I can tell myself there was a point to all of this. I can tell myself they’ll pull Trish back from the edge, that she slipped, lost the plot, but that recovery is on the way, and she will make an honest effort to get better and be better and work to become her best self, which is the thing that makes a true hero. I can tell myself they’ll repair her relationship with Jessica, and the two of them will come out of this with a stronger, more healthy dynamic because they’ll finally openly address the ugly things that were festering. I can tell myself that, but I can’t trust it. 

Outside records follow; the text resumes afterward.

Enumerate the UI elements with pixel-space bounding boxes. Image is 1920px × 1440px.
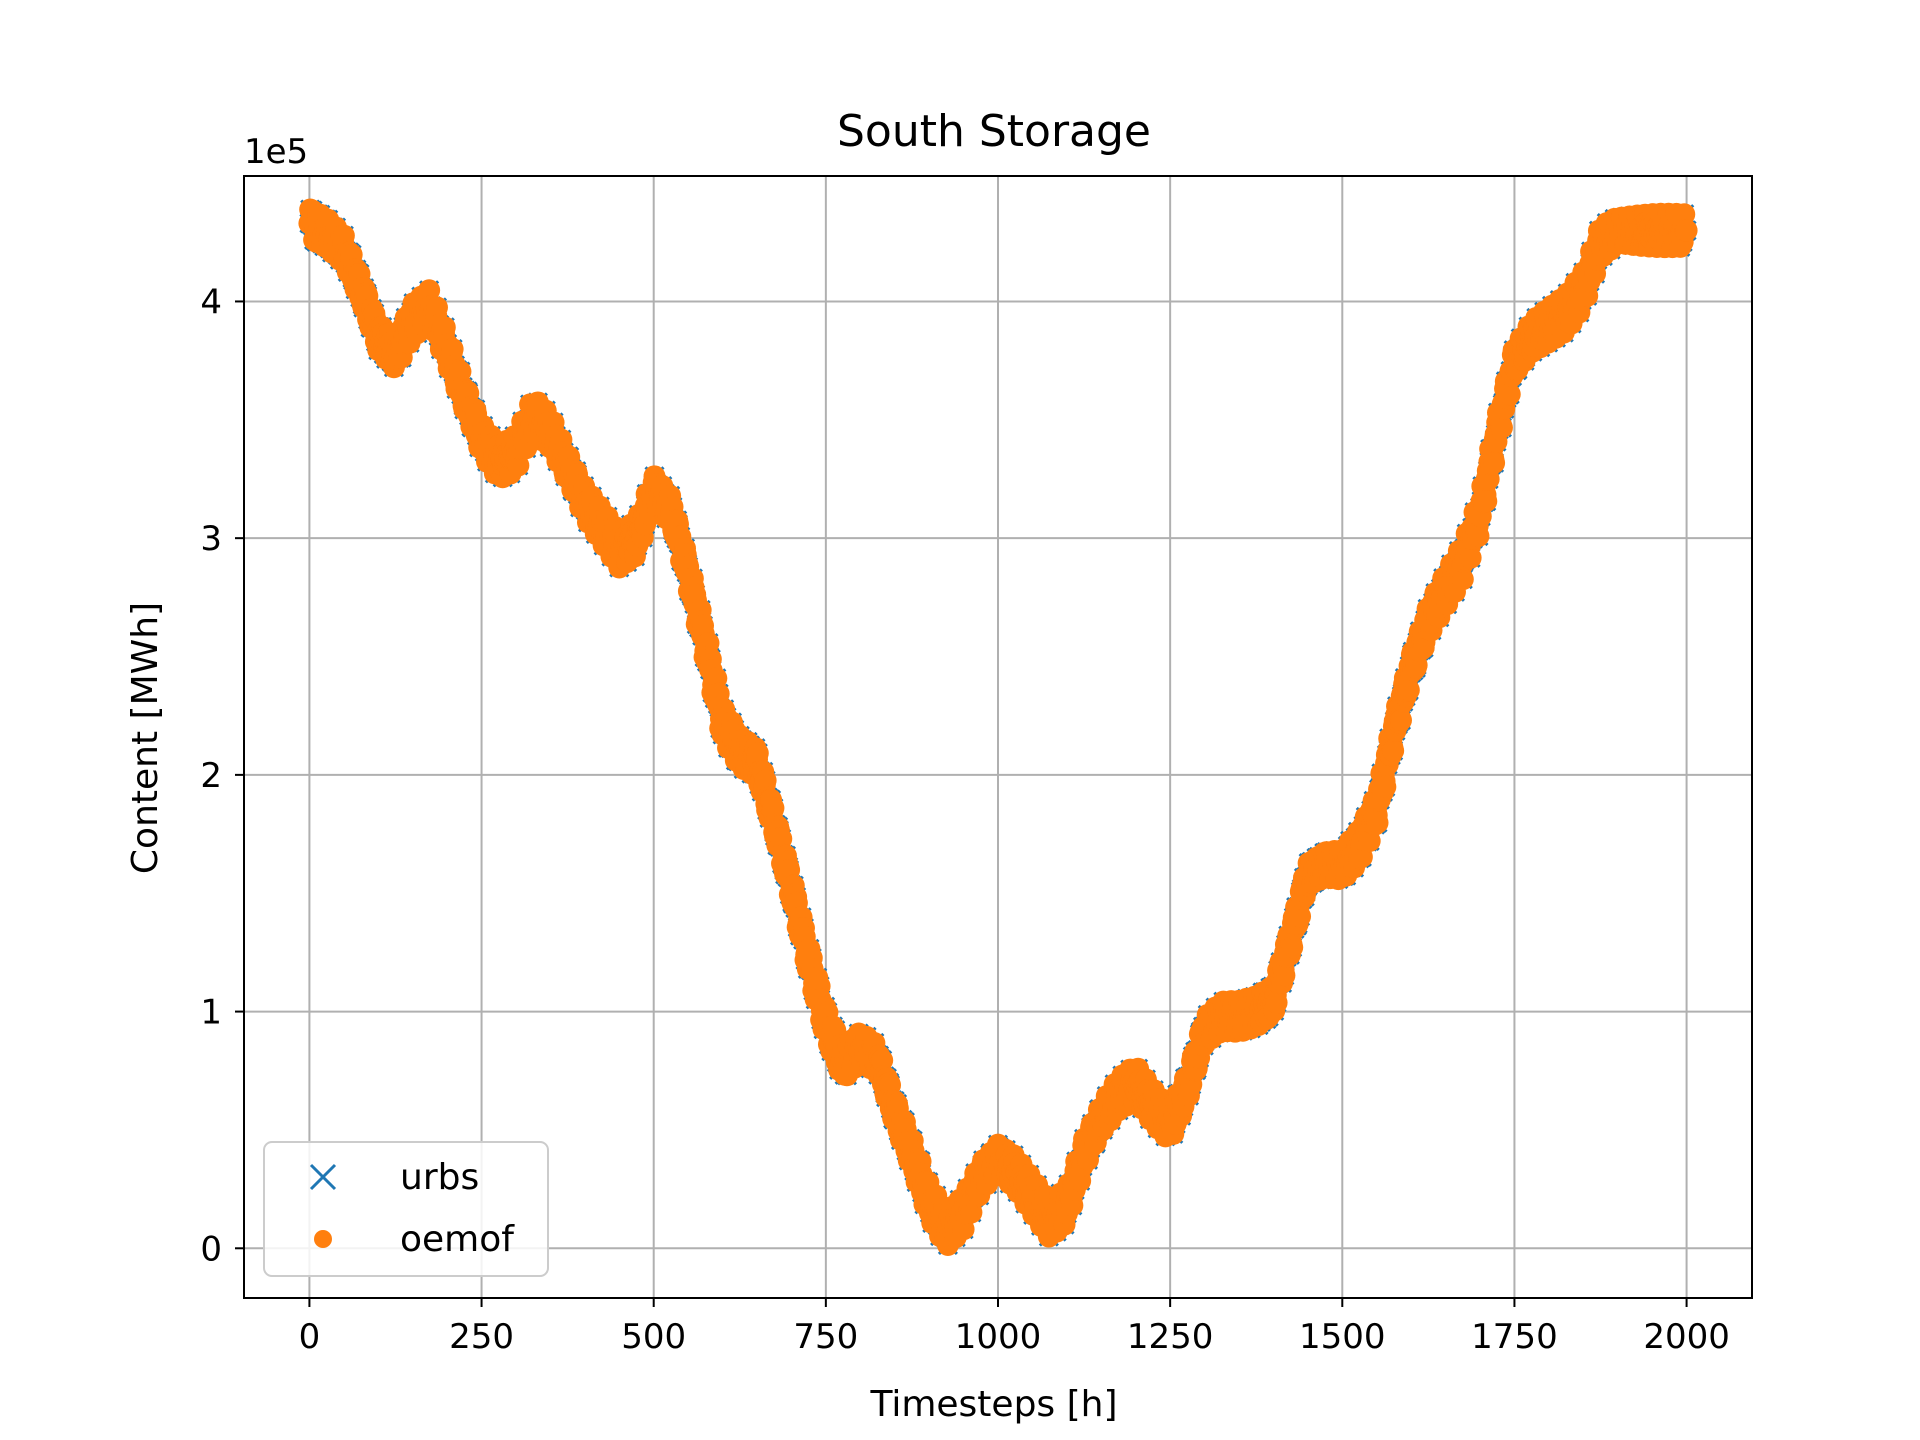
x-axis-label: Timesteps [h] bbox=[869, 1384, 1117, 1425]
oemof-point bbox=[1382, 739, 1405, 762]
oemof-point bbox=[1389, 709, 1412, 732]
x-axis-ticks: 0 250 500 750 1000 1250 1500 1750 2000 bbox=[299, 1298, 1730, 1357]
y-tick-label: 4 bbox=[200, 282, 222, 322]
x-tick-label: 250 bbox=[449, 1317, 514, 1357]
legend-label-urbs: urbs bbox=[400, 1157, 479, 1198]
y-axis-label: Content [MWh] bbox=[125, 602, 166, 874]
oemof-point bbox=[1281, 936, 1304, 959]
legend-entry-oemof: oemof bbox=[314, 1219, 515, 1260]
legend-dot-marker bbox=[314, 1230, 332, 1248]
oemof-point bbox=[1475, 490, 1498, 513]
oemof-point bbox=[1289, 905, 1312, 928]
oemof-point bbox=[1459, 546, 1482, 569]
oemof-point bbox=[1397, 679, 1420, 702]
oemof-point bbox=[1273, 964, 1296, 987]
legend-label-oemof: oemof bbox=[400, 1219, 515, 1260]
x-tick-label: 1750 bbox=[1471, 1317, 1558, 1357]
y-tick-label: 3 bbox=[200, 519, 222, 559]
oemof-point bbox=[1374, 775, 1397, 798]
y-tick-label: 2 bbox=[200, 756, 222, 796]
oemof-point bbox=[746, 742, 769, 765]
x-tick-label: 1500 bbox=[1299, 1317, 1386, 1357]
oemof-point bbox=[1265, 991, 1288, 1014]
oemof-point bbox=[1451, 568, 1474, 591]
x-tick-label: 2000 bbox=[1643, 1317, 1730, 1357]
legend-box bbox=[263, 1141, 549, 1277]
y-axis-offset-text: 1e5 bbox=[244, 132, 308, 172]
legend-entry-urbs: urbs bbox=[309, 1157, 479, 1198]
y-tick-label: 0 bbox=[200, 1229, 222, 1269]
oemof-point bbox=[441, 338, 464, 361]
oemof-point bbox=[1673, 203, 1696, 226]
y-tick-label: 1 bbox=[200, 993, 222, 1033]
oemof-point bbox=[1483, 451, 1506, 474]
oemof-point bbox=[754, 769, 777, 792]
legend-marker-oemof bbox=[314, 1230, 332, 1248]
x-tick-label: 750 bbox=[793, 1317, 858, 1357]
x-tick-label: 1250 bbox=[1127, 1317, 1214, 1357]
series-oemof bbox=[298, 198, 1698, 1256]
oemof-point bbox=[1490, 416, 1513, 439]
oemof-point bbox=[1366, 811, 1389, 834]
oemof-point bbox=[507, 454, 530, 477]
oemof-point bbox=[1498, 383, 1521, 406]
oemof-point bbox=[1675, 219, 1698, 242]
y-axis-ticks: 0 1 2 3 4 bbox=[200, 282, 244, 1269]
x-tick-label: 500 bbox=[621, 1317, 686, 1357]
plot-area bbox=[298, 198, 1698, 1256]
oemof-point bbox=[425, 296, 448, 319]
legend-marker-urbs bbox=[309, 1163, 337, 1191]
oemof-point bbox=[433, 316, 456, 339]
legend: urbs oemof bbox=[263, 1141, 549, 1277]
chart-title: South Storage bbox=[837, 106, 1151, 157]
x-tick-label: 1000 bbox=[955, 1317, 1042, 1357]
legend-x-marker bbox=[309, 1163, 337, 1191]
oemof-point bbox=[1467, 525, 1490, 548]
oemof-point bbox=[762, 797, 785, 820]
x-tick-label: 0 bbox=[299, 1317, 321, 1357]
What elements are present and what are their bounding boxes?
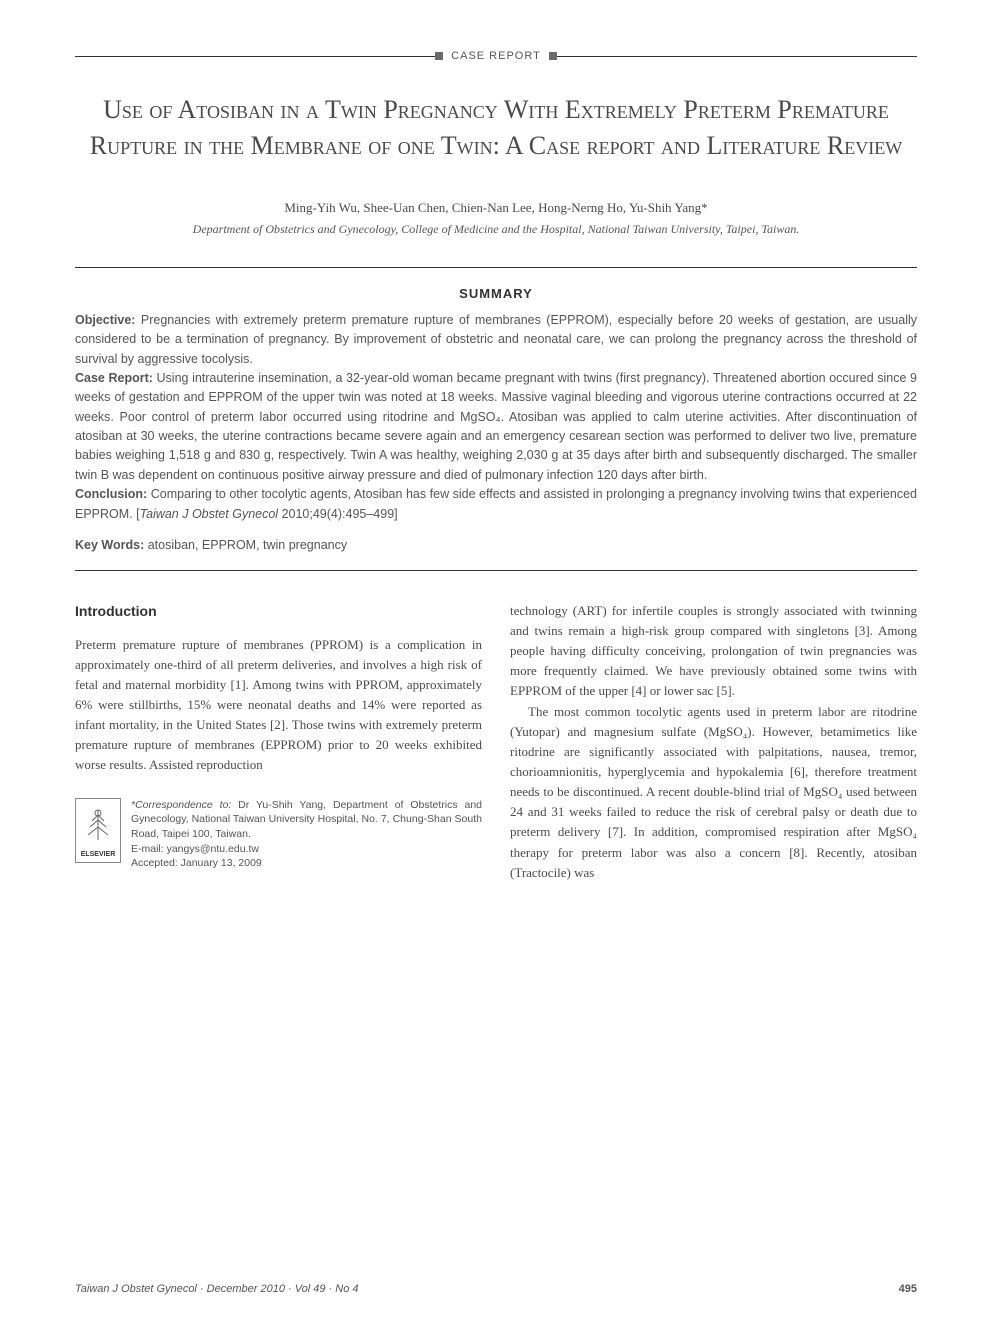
rule-right	[557, 56, 917, 57]
box-right	[549, 52, 557, 60]
column-right: technology (ART) for infertile couples i…	[510, 601, 917, 883]
footer-journal: Taiwan J Obstet Gynecol	[75, 1283, 197, 1295]
header-label: CASE REPORT	[451, 50, 541, 62]
citation-tail: 2010;49(4):495–499]	[278, 507, 398, 521]
authors-line: Ming-Yih Wu, Shee-Uan Chen, Chien-Nan Le…	[75, 200, 917, 216]
accepted-line: Accepted: January 13, 2009	[131, 857, 262, 869]
publisher-name: ELSEVIER	[81, 850, 116, 860]
page-number: 495	[899, 1283, 917, 1295]
affiliation-line: Department of Obstetrics and Gynecology,…	[75, 222, 917, 237]
objective-label: Objective:	[75, 313, 135, 327]
email-value: yangys@ntu.edu.tw	[167, 843, 259, 855]
keywords-text: atosiban, EPPROM, twin pregnancy	[144, 538, 347, 552]
email-label: E-mail:	[131, 843, 167, 855]
conclusion-label: Conclusion:	[75, 487, 147, 501]
correspondence-block: ELSEVIER *Correspondence to: Dr Yu-Shih …	[75, 798, 482, 871]
citation-journal: Taiwan J Obstet Gynecol	[140, 507, 279, 521]
keywords-label: Key Words:	[75, 538, 144, 552]
col2-paragraph-2: The most common tocolytic agents used in…	[510, 702, 917, 883]
page-footer: Taiwan J Obstet Gynecol · December 2010 …	[75, 1283, 917, 1295]
summary-heading: SUMMARY	[75, 286, 917, 301]
summary-body: Objective: Pregnancies with extremely pr…	[75, 311, 917, 524]
elsevier-logo: ELSEVIER	[75, 798, 121, 863]
footer-issue: · December 2010 · Vol 49 · No 4	[197, 1283, 359, 1295]
elsevier-tree-icon	[78, 801, 118, 850]
case-report-banner: CASE REPORT	[75, 50, 917, 62]
objective-text: Pregnancies with extremely preterm prema…	[75, 313, 917, 366]
intro-paragraph-1: Preterm premature rupture of membranes (…	[75, 635, 482, 776]
footer-left: Taiwan J Obstet Gynecol · December 2010 …	[75, 1283, 359, 1295]
case-text: Using intrauterine insemination, a 32-ye…	[75, 371, 917, 482]
rule-left	[75, 56, 435, 57]
case-label: Case Report:	[75, 371, 153, 385]
body-columns: Introduction Preterm premature rupture o…	[75, 601, 917, 883]
column-left: Introduction Preterm premature rupture o…	[75, 601, 482, 883]
keywords-line: Key Words: atosiban, EPPROM, twin pregna…	[75, 538, 917, 552]
rule-bottom	[75, 570, 917, 571]
rule-top	[75, 267, 917, 268]
article-title: Use of Atosiban in a Twin Pregnancy With…	[75, 92, 917, 165]
introduction-heading: Introduction	[75, 601, 482, 623]
box-left	[435, 52, 443, 60]
correspondence-label: *Correspondence to:	[131, 799, 231, 811]
col2-paragraph-1: technology (ART) for infertile couples i…	[510, 601, 917, 702]
correspondence-text: *Correspondence to: Dr Yu-Shih Yang, Dep…	[131, 798, 482, 871]
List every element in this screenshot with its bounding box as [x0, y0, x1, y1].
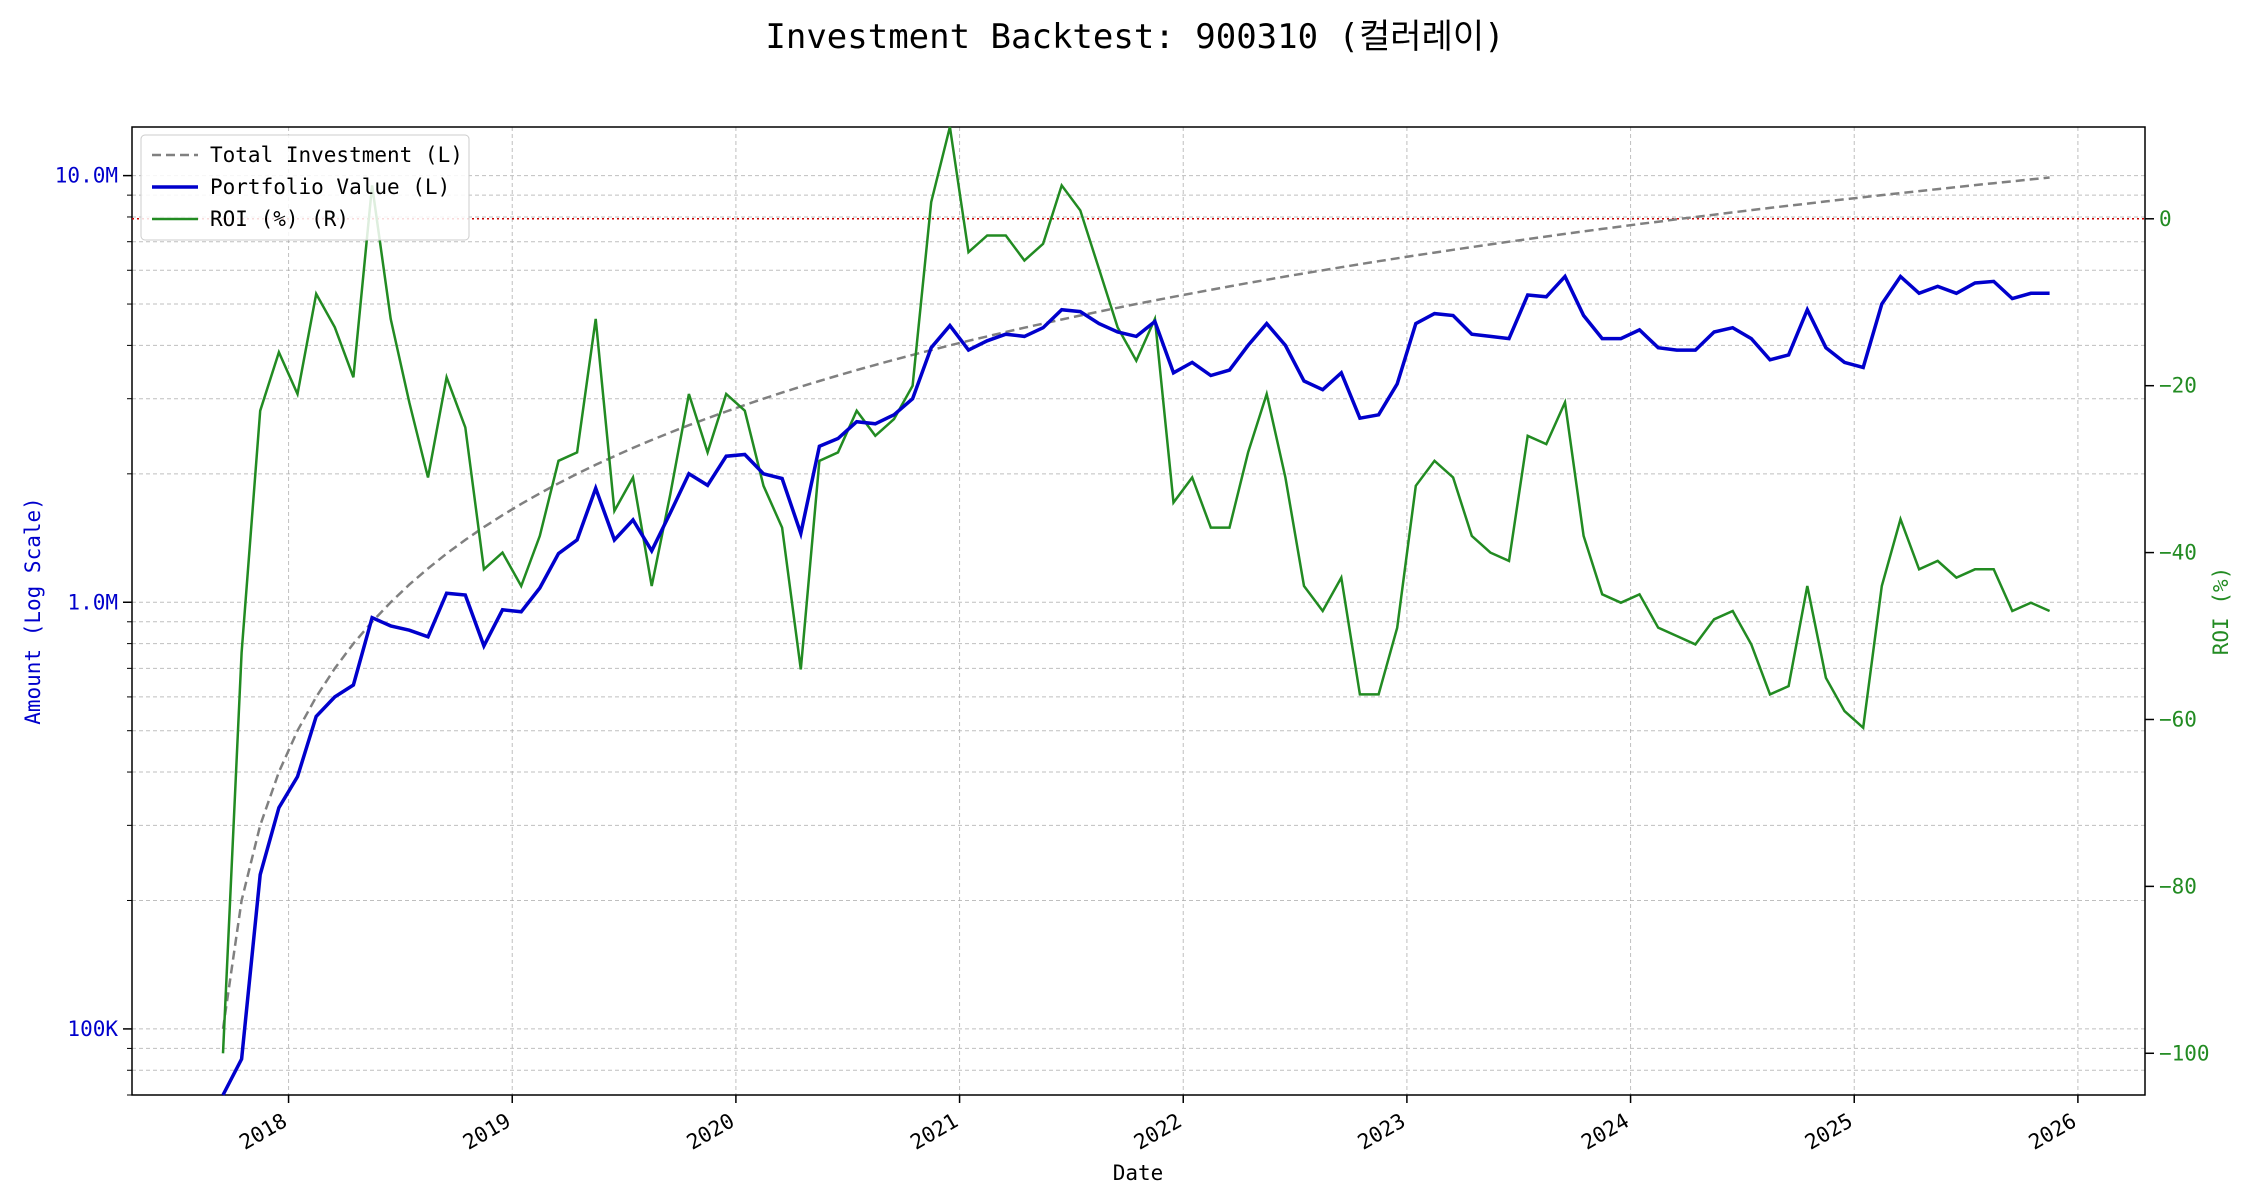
right-tick-label: −60 — [2159, 707, 2197, 731]
right-tick-label: −20 — [2159, 374, 2197, 398]
legend-label-roi: ROI (%) (R) — [210, 207, 349, 231]
series-roi-line — [221, 126, 2051, 1054]
plot-area-frame — [131, 126, 2146, 1096]
left-axis-ticks: 100K 1.0M 10.0M — [55, 164, 132, 1096]
left-tick-label: 10.0M — [55, 164, 118, 188]
series-total-investment-line — [221, 176, 2050, 1030]
legend-label-portfolio-value: Portfolio Value (L) — [210, 175, 450, 199]
right-tick-label: −100 — [2159, 1041, 2210, 1065]
x-axis-label: Date — [1113, 1161, 1164, 1185]
left-tick-label: 1.0M — [67, 590, 118, 614]
chart-title: Investment Backtest: 900310 (컬러레이) — [765, 17, 1504, 57]
right-tick-label: −80 — [2159, 874, 2197, 898]
right-tick-label: −40 — [2159, 541, 2197, 565]
right-axis-ticks: 0 −20 −40 −60 −80 −100 — [2145, 207, 2210, 1065]
legend-label-total-investment: Total Investment (L) — [210, 143, 463, 167]
series-portfolio-value-line — [221, 273, 2050, 1096]
legend-box — [140, 134, 470, 241]
right-tick-label: 0 — [2159, 207, 2172, 231]
right-axis-label: ROI (%) — [2209, 567, 2233, 656]
left-tick-label: 100K — [67, 1017, 118, 1041]
legend: Total Investment (L) Portfolio Value (L)… — [140, 134, 470, 241]
left-axis-label: Amount (Log Scale) — [21, 497, 45, 725]
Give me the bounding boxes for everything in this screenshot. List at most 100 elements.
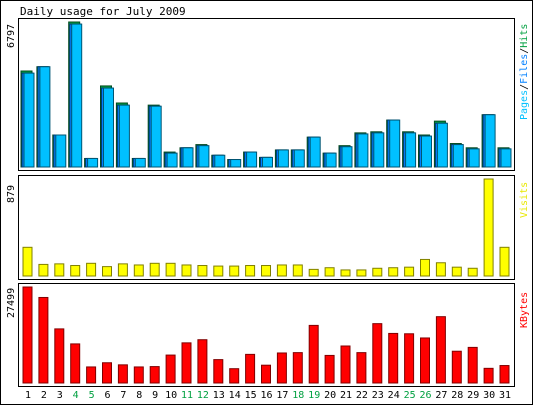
bar-pages-day-11 bbox=[182, 147, 194, 168]
bar-kbytes-day-4 bbox=[70, 343, 81, 384]
bar-visits-day-5 bbox=[86, 262, 97, 277]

I trusted the writers once already. I trusted them to treat Trish with compassion and kindness, even as they broke her down and took her to dark places. I trusted them to show a difficult, complicated but still ultimately affirming and unconditional love between her and Jessica. But they broke my trust. How can I have faith about what they’ll do next season? How can I believe they’ll lift Trish back up and mend things with Jessica instead of taking her down a path of outright villainy? Honestly, making her a villain seems about as likely as anything else at this point. So I can’t trust them, and because this show doesn’t follow a typical schedule, I also won’t even get to know what direction they’ll take for at least another two years. And it’s just not a good feeling to have to sit with. It sucks when you invest so much of yourself into something, and then the things that meant the most to you about it get pulled out from under you, and you can’t even trust that it’ll actually get better.